Archive Files with Python `tarfile`

Learn how to use Python's tarfile module to create, extract, and inspect tar archives with gzip and bzip2 compression.

7 min read

The tarfile module in the Python standard library creates, reads, and extracts tar archives, including those compressed with gzip (.tar.gz), bzip2 (.tar.bz2), and xz (.tar.xz). Tar is the standard archive format on Unix and Linux systems, commonly used for software distribution, backups, and long-term storage.

pythonpython
import tarfile
 
with tarfile.open("backup.tar.gz", "w:gz") as archive:
    archive.add("data.csv")
    archive.add("notes.txt")
 
print("Archive created")  # Archive created

tarfile.open("backup.tar.gz", "w:gz") creates a new gzip-compressed tar archive.
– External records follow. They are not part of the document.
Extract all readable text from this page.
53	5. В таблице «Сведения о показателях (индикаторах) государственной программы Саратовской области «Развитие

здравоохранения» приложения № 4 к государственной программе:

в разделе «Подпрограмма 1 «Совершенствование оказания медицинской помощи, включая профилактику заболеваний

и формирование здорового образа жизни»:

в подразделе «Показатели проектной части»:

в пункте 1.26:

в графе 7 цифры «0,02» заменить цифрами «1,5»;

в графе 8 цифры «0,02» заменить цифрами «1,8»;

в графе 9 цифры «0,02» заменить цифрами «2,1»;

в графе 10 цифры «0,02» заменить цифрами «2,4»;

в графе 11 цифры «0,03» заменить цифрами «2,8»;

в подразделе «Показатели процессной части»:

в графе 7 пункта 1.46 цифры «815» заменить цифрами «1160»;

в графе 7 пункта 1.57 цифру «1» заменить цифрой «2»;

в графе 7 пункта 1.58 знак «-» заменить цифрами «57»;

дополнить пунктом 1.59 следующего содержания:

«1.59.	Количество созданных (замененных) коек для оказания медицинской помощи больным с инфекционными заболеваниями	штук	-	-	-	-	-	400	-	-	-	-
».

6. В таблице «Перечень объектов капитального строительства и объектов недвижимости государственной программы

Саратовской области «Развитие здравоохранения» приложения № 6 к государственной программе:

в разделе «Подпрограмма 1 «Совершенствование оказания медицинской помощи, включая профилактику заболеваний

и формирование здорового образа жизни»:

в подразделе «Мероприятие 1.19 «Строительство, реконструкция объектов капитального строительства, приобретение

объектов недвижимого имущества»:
The :gz suffix adds compression. archive.add("data.csv") adds that file to the archive.

Creating tar archives

Unlike zipfile, tarfile bakes the compression choice directly into the mode string you pass when opening the archive. The mode string controls compression. The w means write, and the suffix after : specifies the compression method.

pythonpython
import tarfile
 
files = ["data.csv", "notes.txt", "config.json"]
 
with tarfile.open("project.tar.gz", "w:gz") as archive:
    for filename in files:
        archive.add(filename)
    print("Archive created with gzip compression")
ModeFormatExtension
"w"Uncompressed tar.tar
"w:gz"Gzip compressed.tar.gz or .tgz
"w:bz2"Bzip2 compressed.tar.bz2
"w:xz"XZ/LZMA compressed.tar.xz

Gzip is fast and widely compatible. Bzip2 typically produces smaller archives but is slower. XZ gives the best compression ratio but is the slowest.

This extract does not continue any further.